Financially Legal

Lawyers Putting Clients On Payment Plans

Posted by Emery Wager on August 21, 2020
Emery Wager

This is a guest post by divorce attorney and firm owner, Russell Knight, of Chicago, Illinois 

Almost all lawyers have a retainer or a large initial payment for legal services. Lawyers and clients enter into engagement agreements which specify how that retainer or payment is to be accounted for. Specifically, the money will be applied towards the lawyer’s hourly billing or specifically itemized tasks.

In a perfect case, this initial retainer or payment covers all the work that is done. Cases are rarely perfect. In litigation, there is another attorney actively trying to make sure your case isn’t perfect.

So, in the not-so-perfect cases, lawyers need to remind their clients of the terms of their engagement agreement and ask for more money to cover ongoing and outstanding invoices.

For lawyers that represent businesses with positive cash flow, these invoices will be paid in full and on time. For lawyers that represent the wealthy, they will find their invoices are paid without much argument. For lawyers that represent regular people…those lawyers are going to need a payment plan.

Payment plans are an agreed amount which the clients will pay towards their balance. These payments are almost always made on a monthly basis. $50 to $500 a month is typical for a payment plan against a legal bill.

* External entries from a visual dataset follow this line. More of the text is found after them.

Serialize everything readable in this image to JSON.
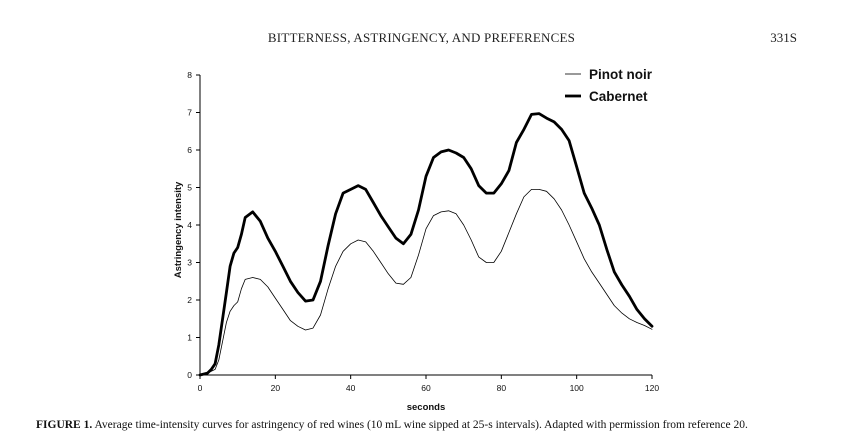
{
  "header": {
    "running_title": "BITTERNESS, ASTRINGENCY, AND PREFERENCES",
    "page_number": "331S"
  },
  "caption": {
    "label": "FIGURE 1.",
    "text": "Average time-intensity curves for astringency of red wines (10 mL wine sipped at 25-s intervals). Adapted with permission from reference 20."
  },
  "chart_data": {
    "type": "line",
    "title": "",
    "xlabel": "seconds",
    "ylabel": "Astringency intensity",
    "xlim": [
      0,
      120
    ],
    "ylim": [
      0,
      8
    ],
    "x_ticks": [
      0,
      20,
      40,
      60,
      80,
      100,
      120
    ],
    "y_ticks": [
      0,
      1,
      2,
      3,
      4,
      5,
      6,
      7,
      8
    ],
    "grid": false,
    "legend_position": "top-right",
    "series": [
      {
        "name": "Pinot noir",
        "style": "thin",
        "color": "#000000",
        "points": [
          [
            0,
            0
          ],
          [
            2,
            0.05
          ],
          [
            4,
            0.15
          ],
          [
            5,
            0.4
          ],
          [
            6,
            0.9
          ],
          [
            7,
            1.4
          ],
          [
            8,
            1.7
          ],
          [
            9,
            1.85
          ],
          [
            10,
            1.95
          ],
          [
            11,
            2.3
          ],
          [
            12,
            2.55
          ],
          [
            14,
            2.6
          ],
          [
            16,
            2.55
          ],
          [
            18,
            2.35
          ],
          [
            20,
            2.05
          ],
          [
            22,
            1.75
          ],
          [
            24,
            1.45
          ],
          [
            26,
            1.3
          ],
          [
            28,
            1.2
          ],
          [
            30,
            1.25
          ],
          [
            32,
            1.6
          ],
          [
            34,
            2.3
          ],
          [
            36,
            2.9
          ],
          [
            38,
            3.3
          ],
          [
            40,
            3.5
          ],
          [
            42,
            3.6
          ],
          [
            44,
            3.55
          ],
          [
            46,
            3.3
          ],
          [
            48,
            3.0
          ],
          [
            50,
            2.7
          ],
          [
            52,
            2.45
          ],
          [
            54,
            2.42
          ],
          [
            56,
            2.6
          ],
          [
            58,
            3.2
          ],
          [
            60,
            3.9
          ],
          [
            62,
            4.25
          ],
          [
            64,
            4.35
          ],
          [
            66,
            4.38
          ],
          [
            68,
            4.3
          ],
          [
            70,
            4.0
          ],
          [
            72,
            3.6
          ],
          [
            74,
            3.15
          ],
          [
            76,
            3.0
          ],
          [
            78,
            3.0
          ],
          [
            80,
            3.3
          ],
          [
            82,
            3.8
          ],
          [
            84,
            4.3
          ],
          [
            86,
            4.75
          ],
          [
            88,
            4.95
          ],
          [
            90,
            4.95
          ],
          [
            92,
            4.9
          ],
          [
            94,
            4.7
          ],
          [
            96,
            4.4
          ],
          [
            98,
            4.0
          ],
          [
            100,
            3.55
          ],
          [
            102,
            3.1
          ],
          [
            104,
            2.75
          ],
          [
            106,
            2.45
          ],
          [
            108,
            2.15
          ],
          [
            110,
            1.85
          ],
          [
            112,
            1.65
          ],
          [
            114,
            1.5
          ],
          [
            116,
            1.4
          ],
          [
            118,
            1.32
          ],
          [
            120,
            1.22
          ]
        ]
      },
      {
        "name": "Cabernet",
        "style": "thick",
        "color": "#000000",
        "points": [
          [
            0,
            0
          ],
          [
            2,
            0.05
          ],
          [
            3,
            0.15
          ],
          [
            4,
            0.3
          ],
          [
            5,
            0.8
          ],
          [
            6,
            1.5
          ],
          [
            7,
            2.2
          ],
          [
            8,
            2.9
          ],
          [
            9,
            3.25
          ],
          [
            10,
            3.4
          ],
          [
            11,
            3.75
          ],
          [
            12,
            4.2
          ],
          [
            14,
            4.35
          ],
          [
            16,
            4.1
          ],
          [
            18,
            3.65
          ],
          [
            20,
            3.3
          ],
          [
            22,
            2.9
          ],
          [
            24,
            2.5
          ],
          [
            26,
            2.2
          ],
          [
            28,
            1.97
          ],
          [
            30,
            2.0
          ],
          [
            32,
            2.5
          ],
          [
            34,
            3.45
          ],
          [
            36,
            4.3
          ],
          [
            38,
            4.85
          ],
          [
            40,
            4.95
          ],
          [
            42,
            5.05
          ],
          [
            44,
            4.95
          ],
          [
            46,
            4.6
          ],
          [
            48,
            4.25
          ],
          [
            50,
            3.95
          ],
          [
            52,
            3.65
          ],
          [
            54,
            3.5
          ],
          [
            56,
            3.75
          ],
          [
            58,
            4.4
          ],
          [
            60,
            5.3
          ],
          [
            62,
            5.8
          ],
          [
            64,
            5.95
          ],
          [
            66,
            6.0
          ],
          [
            68,
            5.92
          ],
          [
            70,
            5.8
          ],
          [
            72,
            5.5
          ],
          [
            74,
            5.05
          ],
          [
            76,
            4.85
          ],
          [
            78,
            4.85
          ],
          [
            80,
            5.1
          ],
          [
            82,
            5.45
          ],
          [
            84,
            6.2
          ],
          [
            86,
            6.55
          ],
          [
            88,
            6.95
          ],
          [
            90,
            6.97
          ],
          [
            92,
            6.85
          ],
          [
            94,
            6.75
          ],
          [
            96,
            6.55
          ],
          [
            98,
            6.25
          ],
          [
            100,
            5.55
          ],
          [
            102,
            4.85
          ],
          [
            104,
            4.45
          ],
          [
            106,
            4.0
          ],
          [
            108,
            3.35
          ],
          [
            110,
            2.75
          ],
          [
            112,
            2.4
          ],
          [
            114,
            2.1
          ],
          [
            116,
            1.75
          ],
          [
            118,
            1.5
          ],
          [
            120,
            1.3
          ]
        ]
      }
    ]
  }
}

A payment plan allows the lawyer to finish his or her work and continue the relationship with the client. This client will appreciate the mutual trust and respect that comes with a payment plan. Clients that respect and trust their attorneys refer other clients.

 

What if the lawyer needs the money now?

Payment plans, when they work, are a stream of cash flow to the attorney. Attorneys themselves are on several payment plans: mortgage, credit card bills, staff salaries.

The payment plans should be equaling and exceeding the lawyer’s own expenses. If they don’t, the lawyer needs to question the entire basis of their business.

When representing average people who will be presumed to be put on payment plans, a lawyer can guarantee that they will be representing LOTs of those people. In practices such as divorce, bankruptcy and criminal law, the demand for a lawyer who takes payment plans will be enormous.

A hundred payment plans can add up to some real cash flow each month.

 

But what if the client stops paying on the payment plan?

If a legal client stops paying on their agreed payment plan and there is still outstanding legal work to be done, that work must come to a stop. A stern letter or email must be sent out to the client to remind them of their breach of the agreement and your initial flexibility. An immediate payment is almost always forthcoming. When a payment isn’t immediately made after the lawyer’s warning, a withdrawal letter must be issued.

Even if the client doesn’t pay via a payment plan, they still owe the attorney the money for the work that was done per the engagement agreement. That money is collectible. Attorneys do not hire collections agencies to call and beg clients to pay money owed. Attorneys hire other attorneys to take those clients to court and get money judgments.

Clients who don’t pay do not like the legal process. Otherwise, they would have paid on time to resolve their initial issues. Once clients are in the legal process, they promptly pay in full or make a negotiated lump sum payment. Obviously, these clients cannot be trusted with a second payment plan.

The collections attorney will usually keep 33% of the money they collect from the clients. 66% of something is better than 100% of nothing. Especially when it comes to paying for work that has already been done.

The author, Russell Knight is a divorce attorney in Chicago, Illinois.